Di conseguenza, il condominio chiedeva l’immediata cessazione dell’attività, ritenuta pregiudizievole.

Si costituiva in giudizio la società convenuta contestando, in via preliminare, la propria legittimazione passiva, per non essere parte di tali contratti, ed eccependo il difetto di contraddittorio, non essendo stati chiamati in causa i subconduttori. Essa, inoltre, negava di svolgere attività di affittacamere ed assumeva di avere stipulato dei contratti di sublocazione parziale aventi ad oggetto singole stanze dell'appartamento condotto in locazione.

2.  Le questioni giuridiche sottese al caso in esame

La ricostruzione delle motivazioni in diritto, così come formulata dal giudice di prime cure, necessita di una fondamentale premessa che chiarisca la differenza tra le figure in esame: quella tra contatto di locazione e quella di affittacamere.
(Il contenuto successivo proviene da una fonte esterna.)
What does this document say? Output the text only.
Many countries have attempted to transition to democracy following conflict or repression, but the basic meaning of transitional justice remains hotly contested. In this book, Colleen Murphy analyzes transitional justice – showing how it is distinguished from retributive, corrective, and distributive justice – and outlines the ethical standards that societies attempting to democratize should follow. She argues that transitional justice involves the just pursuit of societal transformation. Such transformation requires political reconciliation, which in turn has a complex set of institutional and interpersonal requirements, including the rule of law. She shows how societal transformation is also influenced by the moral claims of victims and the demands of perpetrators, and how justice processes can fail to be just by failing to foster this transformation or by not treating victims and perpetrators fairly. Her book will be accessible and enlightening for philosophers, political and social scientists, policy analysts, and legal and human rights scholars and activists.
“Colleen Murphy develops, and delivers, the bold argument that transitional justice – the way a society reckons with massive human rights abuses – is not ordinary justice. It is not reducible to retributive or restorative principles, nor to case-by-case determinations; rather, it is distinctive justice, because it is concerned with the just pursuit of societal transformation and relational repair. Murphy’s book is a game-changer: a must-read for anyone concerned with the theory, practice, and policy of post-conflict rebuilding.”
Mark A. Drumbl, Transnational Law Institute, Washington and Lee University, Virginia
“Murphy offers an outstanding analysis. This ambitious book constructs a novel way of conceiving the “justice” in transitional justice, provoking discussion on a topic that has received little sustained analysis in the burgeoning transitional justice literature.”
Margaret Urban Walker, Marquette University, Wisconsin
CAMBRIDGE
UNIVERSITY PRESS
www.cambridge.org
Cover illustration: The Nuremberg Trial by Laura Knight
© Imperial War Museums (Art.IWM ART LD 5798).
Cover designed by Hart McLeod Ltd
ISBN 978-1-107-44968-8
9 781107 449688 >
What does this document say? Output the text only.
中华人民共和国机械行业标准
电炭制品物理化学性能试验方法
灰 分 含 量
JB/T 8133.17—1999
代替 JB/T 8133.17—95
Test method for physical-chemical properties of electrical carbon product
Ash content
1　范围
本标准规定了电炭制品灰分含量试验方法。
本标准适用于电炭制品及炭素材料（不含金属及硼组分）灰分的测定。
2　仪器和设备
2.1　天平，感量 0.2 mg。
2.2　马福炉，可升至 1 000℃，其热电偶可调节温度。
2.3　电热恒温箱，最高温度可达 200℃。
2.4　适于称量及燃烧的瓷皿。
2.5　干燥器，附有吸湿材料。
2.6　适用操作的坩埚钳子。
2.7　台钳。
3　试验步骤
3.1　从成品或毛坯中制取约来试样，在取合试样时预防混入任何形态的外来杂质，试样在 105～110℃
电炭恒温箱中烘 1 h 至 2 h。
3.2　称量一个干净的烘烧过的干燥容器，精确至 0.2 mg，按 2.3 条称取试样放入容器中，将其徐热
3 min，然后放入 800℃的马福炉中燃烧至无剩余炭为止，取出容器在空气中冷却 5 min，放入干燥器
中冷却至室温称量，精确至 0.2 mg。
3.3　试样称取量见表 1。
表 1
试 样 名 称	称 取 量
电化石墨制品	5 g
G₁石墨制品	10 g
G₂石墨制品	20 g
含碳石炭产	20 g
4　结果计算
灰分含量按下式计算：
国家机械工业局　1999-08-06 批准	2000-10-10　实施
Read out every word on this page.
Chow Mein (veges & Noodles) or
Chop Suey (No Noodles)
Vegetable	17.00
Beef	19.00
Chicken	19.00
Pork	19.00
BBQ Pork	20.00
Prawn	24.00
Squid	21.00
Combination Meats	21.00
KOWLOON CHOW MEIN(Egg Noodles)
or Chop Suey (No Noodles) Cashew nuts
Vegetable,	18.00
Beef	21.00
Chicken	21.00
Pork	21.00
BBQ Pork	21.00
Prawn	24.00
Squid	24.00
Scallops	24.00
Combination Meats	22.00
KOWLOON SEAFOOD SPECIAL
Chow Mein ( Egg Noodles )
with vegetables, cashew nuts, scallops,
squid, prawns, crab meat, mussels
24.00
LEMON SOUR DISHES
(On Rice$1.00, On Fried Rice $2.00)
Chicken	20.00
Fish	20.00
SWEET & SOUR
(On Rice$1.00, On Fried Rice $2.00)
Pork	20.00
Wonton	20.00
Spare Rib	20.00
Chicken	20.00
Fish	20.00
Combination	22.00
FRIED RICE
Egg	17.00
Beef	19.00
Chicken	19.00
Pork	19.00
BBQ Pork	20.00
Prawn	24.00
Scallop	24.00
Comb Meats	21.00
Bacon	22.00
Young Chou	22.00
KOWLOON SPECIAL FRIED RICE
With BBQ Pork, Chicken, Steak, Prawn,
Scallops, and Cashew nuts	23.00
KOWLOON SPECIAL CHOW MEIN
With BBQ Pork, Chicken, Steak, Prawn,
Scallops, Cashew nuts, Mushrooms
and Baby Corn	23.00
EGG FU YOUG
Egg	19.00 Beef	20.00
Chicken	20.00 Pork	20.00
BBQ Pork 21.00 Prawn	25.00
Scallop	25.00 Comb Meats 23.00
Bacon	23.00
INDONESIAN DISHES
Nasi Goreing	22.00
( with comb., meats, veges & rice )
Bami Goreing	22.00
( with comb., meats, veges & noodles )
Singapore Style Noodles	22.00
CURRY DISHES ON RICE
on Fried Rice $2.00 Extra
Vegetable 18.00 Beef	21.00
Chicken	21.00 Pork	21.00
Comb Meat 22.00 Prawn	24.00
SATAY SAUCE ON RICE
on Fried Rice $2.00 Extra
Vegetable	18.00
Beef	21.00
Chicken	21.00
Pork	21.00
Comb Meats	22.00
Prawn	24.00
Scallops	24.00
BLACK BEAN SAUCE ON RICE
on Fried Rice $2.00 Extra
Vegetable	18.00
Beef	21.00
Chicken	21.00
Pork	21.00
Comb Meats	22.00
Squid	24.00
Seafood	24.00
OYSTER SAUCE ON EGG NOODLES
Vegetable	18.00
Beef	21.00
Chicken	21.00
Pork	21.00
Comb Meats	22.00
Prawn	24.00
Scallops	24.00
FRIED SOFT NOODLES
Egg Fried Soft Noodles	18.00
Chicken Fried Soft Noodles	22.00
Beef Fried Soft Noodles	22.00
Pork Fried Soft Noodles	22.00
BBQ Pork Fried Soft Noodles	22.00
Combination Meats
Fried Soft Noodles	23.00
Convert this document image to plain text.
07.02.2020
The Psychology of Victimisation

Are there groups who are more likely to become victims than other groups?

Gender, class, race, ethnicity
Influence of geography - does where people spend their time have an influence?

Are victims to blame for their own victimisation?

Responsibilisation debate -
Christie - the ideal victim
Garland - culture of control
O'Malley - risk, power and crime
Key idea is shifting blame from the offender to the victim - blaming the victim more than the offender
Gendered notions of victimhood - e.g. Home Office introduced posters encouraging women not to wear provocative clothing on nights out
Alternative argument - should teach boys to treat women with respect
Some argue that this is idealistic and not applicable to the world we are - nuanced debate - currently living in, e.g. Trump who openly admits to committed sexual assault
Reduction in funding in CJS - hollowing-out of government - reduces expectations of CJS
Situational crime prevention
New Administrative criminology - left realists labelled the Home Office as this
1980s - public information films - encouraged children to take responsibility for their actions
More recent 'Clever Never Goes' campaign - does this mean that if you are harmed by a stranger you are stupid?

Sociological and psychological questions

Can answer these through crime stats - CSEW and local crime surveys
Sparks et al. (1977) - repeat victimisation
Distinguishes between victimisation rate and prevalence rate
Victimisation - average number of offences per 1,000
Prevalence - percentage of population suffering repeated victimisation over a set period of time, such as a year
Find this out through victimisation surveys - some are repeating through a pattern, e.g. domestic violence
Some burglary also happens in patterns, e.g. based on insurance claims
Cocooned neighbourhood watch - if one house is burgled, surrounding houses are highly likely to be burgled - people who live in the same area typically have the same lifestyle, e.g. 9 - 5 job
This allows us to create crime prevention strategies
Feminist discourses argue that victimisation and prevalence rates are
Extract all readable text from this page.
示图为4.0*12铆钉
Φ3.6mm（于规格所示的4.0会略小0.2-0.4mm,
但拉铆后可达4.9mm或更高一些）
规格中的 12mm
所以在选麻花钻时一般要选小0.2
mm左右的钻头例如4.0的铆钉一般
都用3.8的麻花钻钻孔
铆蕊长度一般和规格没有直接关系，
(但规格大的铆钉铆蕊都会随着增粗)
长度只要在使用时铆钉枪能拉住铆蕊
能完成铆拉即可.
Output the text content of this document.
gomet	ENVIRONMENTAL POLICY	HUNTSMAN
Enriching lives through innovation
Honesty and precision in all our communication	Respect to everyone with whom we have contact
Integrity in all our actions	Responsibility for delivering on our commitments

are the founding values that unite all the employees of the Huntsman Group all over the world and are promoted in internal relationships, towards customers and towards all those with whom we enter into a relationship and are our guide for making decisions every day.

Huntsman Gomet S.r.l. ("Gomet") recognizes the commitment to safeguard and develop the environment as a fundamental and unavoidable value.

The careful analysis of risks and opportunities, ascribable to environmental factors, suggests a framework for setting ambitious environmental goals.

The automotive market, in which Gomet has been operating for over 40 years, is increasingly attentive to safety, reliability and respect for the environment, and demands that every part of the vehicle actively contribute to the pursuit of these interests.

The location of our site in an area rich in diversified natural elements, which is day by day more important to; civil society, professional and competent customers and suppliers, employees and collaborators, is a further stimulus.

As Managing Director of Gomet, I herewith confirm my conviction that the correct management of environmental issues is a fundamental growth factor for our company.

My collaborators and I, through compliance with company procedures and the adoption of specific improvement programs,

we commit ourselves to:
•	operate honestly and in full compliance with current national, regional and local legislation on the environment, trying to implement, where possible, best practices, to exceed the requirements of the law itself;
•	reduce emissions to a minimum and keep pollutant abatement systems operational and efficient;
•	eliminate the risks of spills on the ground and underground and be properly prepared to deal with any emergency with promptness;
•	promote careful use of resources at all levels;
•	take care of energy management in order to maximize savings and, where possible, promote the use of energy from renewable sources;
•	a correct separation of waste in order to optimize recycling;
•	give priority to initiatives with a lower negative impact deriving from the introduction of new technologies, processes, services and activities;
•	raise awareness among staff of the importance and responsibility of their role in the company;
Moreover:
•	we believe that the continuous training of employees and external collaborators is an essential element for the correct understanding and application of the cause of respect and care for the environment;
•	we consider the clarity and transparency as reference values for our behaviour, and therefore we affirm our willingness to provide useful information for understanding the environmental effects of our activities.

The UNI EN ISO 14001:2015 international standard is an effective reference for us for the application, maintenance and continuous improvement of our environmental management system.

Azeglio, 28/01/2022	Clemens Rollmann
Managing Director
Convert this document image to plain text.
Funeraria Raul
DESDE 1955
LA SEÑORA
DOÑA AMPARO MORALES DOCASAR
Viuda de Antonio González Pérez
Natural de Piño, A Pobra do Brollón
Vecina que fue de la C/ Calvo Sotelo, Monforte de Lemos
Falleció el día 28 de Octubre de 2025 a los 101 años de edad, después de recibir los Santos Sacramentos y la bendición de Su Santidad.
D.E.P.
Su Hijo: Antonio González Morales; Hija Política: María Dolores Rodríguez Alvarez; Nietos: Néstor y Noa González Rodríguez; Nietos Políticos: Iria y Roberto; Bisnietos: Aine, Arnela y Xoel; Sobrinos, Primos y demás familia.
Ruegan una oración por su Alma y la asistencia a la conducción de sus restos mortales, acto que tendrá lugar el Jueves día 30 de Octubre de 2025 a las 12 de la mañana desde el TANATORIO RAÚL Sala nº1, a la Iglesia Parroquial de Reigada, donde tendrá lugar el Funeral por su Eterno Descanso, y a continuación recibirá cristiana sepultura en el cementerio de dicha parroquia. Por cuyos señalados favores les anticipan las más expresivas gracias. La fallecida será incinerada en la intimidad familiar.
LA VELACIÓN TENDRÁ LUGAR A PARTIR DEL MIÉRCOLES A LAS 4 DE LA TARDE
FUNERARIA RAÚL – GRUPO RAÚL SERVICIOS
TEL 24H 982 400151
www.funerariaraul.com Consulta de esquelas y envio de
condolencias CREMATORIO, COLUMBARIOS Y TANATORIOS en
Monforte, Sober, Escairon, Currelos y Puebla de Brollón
Partendo dalla definizione di cui all’art. 1571 c.c., la locazione è un contratto in cui una parte (il locatore) si obbliga a far godere all'altra (conduttore) un immobile, in cambio di un determinato corrispettivo e per un certo periodo di tempo; al termine dello stesso, il bene deve essere restituito nel medesimo stato iniziale.

Il contratto, di tipo consensuale e ad effetti obbligatori, si qualifica come a prestazioni corrispettive  - godimento del bene in cambio del corrispettivo in denaro - e ad esecuzione continuata, in quanto gli effetti perdurano nel tempo. Con esso viene attribuito un diritto di credito – in quanto si conferisce la detenzione del bene e non il possesso – pur con alcune peculiarità rispetto agli altri diritti dello stesso tipo. La funzione è quella di consentire ad un soggetto, il conduttore, l’utilizzazione di una cosa altrui. Dal suo canto, il locatore, ne ricava una utilità economica (il canone).

L’oggetto del contratto può essere qualunque bene, mobile o immobile. Tuttavia, la regolamentazione varia in relazione al tipo di bene: esistono diversi sottotipi di locazione, la cui disciplina muta profondamente nelle singole leggi speciali.

In particolare, il contratto di locazione di un bene immobile urbano ha diversa disciplina a seconda dell’uso: abitativo o commerciale.

Nel primo caso, la disciplina prevista dal Capo VI del Codice Civile (Titolo III dei singoli contratti, Libro Quarto delle obbligazioni) è da integrare con le specifiche disposizioni previste dalla L. 431/1998 ss. mm. ii. e dalla L. n. 392/1978 (legge sull’equo canone). Le locazioni abitative hanno ad oggetto immobili destinati a ordinarie e continuative esigenze di abitazione; sono invece parzialmente escluse dalla disciplina le esigenze abitative transitorie, alloggi di edilizia pubblica e case di particolare prestigio.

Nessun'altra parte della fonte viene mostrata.